Being in the country without authorization is a civil infraction, not a criminal one, and people aren't sent to prison for civil infractions.
You're also allowed to be here if you're seeking asylum.
But, at the end of the day, if your basis for the family border separation policy is to defend it with "well, criminals also have their families broken up," then I'm not sure how to convince you it's right to care about and have empathy for families and other human beings.
if your basis for the family border separation policy is to defend it with "well, criminals also have their families broken up,"

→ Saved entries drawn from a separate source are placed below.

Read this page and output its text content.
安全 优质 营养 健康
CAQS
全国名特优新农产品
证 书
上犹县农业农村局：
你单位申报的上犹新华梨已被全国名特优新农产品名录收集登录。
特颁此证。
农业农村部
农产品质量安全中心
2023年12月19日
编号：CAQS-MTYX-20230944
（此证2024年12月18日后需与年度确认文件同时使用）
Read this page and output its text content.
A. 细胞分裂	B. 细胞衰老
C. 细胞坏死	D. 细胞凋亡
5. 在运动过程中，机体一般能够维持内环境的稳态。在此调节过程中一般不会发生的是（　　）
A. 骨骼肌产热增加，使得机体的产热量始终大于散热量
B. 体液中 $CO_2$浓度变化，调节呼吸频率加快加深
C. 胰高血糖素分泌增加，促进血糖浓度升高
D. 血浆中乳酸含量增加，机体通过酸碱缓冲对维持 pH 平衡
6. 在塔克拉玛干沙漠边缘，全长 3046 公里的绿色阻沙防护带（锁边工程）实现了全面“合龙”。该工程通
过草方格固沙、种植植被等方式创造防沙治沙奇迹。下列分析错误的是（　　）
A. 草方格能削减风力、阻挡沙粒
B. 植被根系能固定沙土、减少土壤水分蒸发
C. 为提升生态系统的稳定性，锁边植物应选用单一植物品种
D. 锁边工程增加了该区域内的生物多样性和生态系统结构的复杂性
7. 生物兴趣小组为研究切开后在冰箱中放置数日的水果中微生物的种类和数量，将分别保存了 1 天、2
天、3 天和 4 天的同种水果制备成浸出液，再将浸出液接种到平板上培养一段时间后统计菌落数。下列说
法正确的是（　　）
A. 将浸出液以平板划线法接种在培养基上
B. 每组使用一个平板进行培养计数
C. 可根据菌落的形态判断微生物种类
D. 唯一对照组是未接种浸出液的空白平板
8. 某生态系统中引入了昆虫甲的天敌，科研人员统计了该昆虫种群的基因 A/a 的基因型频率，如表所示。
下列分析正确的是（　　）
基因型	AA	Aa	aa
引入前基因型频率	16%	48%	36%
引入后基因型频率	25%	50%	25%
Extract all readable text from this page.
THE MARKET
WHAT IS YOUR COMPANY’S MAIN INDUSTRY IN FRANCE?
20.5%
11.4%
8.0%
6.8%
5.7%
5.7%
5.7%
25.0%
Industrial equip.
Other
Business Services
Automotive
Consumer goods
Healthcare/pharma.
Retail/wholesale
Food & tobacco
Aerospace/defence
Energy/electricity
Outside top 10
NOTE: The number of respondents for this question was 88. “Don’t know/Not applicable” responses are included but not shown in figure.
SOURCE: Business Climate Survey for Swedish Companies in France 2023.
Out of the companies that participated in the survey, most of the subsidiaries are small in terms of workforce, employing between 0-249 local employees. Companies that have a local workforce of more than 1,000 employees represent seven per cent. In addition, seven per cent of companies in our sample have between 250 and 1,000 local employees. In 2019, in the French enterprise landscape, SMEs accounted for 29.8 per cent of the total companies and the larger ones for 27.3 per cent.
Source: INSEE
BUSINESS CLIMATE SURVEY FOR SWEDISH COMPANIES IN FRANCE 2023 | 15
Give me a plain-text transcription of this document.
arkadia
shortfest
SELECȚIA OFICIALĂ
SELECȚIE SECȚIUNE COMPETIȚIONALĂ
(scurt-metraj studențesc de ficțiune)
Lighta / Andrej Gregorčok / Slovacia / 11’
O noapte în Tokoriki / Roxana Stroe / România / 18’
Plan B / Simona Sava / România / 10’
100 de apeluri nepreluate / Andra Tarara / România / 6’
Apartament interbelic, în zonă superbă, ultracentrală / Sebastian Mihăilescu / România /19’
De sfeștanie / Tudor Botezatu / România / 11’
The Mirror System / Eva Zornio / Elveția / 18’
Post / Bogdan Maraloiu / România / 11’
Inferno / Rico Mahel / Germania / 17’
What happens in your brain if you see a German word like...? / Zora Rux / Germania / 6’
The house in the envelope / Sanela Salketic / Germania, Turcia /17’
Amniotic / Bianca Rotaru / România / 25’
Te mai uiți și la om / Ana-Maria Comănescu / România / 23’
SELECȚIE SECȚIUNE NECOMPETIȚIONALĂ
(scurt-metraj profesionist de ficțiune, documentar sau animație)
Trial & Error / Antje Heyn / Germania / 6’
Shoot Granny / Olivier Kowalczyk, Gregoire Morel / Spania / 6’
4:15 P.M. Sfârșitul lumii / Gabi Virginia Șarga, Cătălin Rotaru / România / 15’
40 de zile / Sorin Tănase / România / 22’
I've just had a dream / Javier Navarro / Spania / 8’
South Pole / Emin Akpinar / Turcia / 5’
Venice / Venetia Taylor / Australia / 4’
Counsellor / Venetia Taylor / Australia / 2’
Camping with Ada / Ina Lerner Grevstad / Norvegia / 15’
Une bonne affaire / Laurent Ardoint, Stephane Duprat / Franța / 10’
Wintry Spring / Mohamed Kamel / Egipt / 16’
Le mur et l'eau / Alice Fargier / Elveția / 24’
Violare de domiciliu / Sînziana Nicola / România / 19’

Not at all. I just find it curious that this one particular application of what is actually a common policy has suddenly become protest-worthy. By all means protest it in its entirety (if you think it’s appropriate for children to serve sentences alongside their parents in the same cells) but anything else just looks politically motivated.
a) It's a new policy. Separating migrants from their kids started under Trump.
b) The effects are actually even worse than they are in the jail/prison situation. The kids themselves are incarcerated, as they don't have family that they can be placed with. We know that there are many migrants who have been deported after being separated from their children, who are now still in custody.
"At the moment, the government’s rolls include hundreds of children in shelters and temporary foster care programs who were taken from an adult at the border, whether a parent, grandparent or some other companion. About 13,000 children who came to the United States on their own were being held in federally contracted shelters this month, more than five times the number in May 2017."
https://www.nytimes.com/2018/10/08/us/migrant-children-famil...
This happens any time anyone is sent to prison for any reason, no?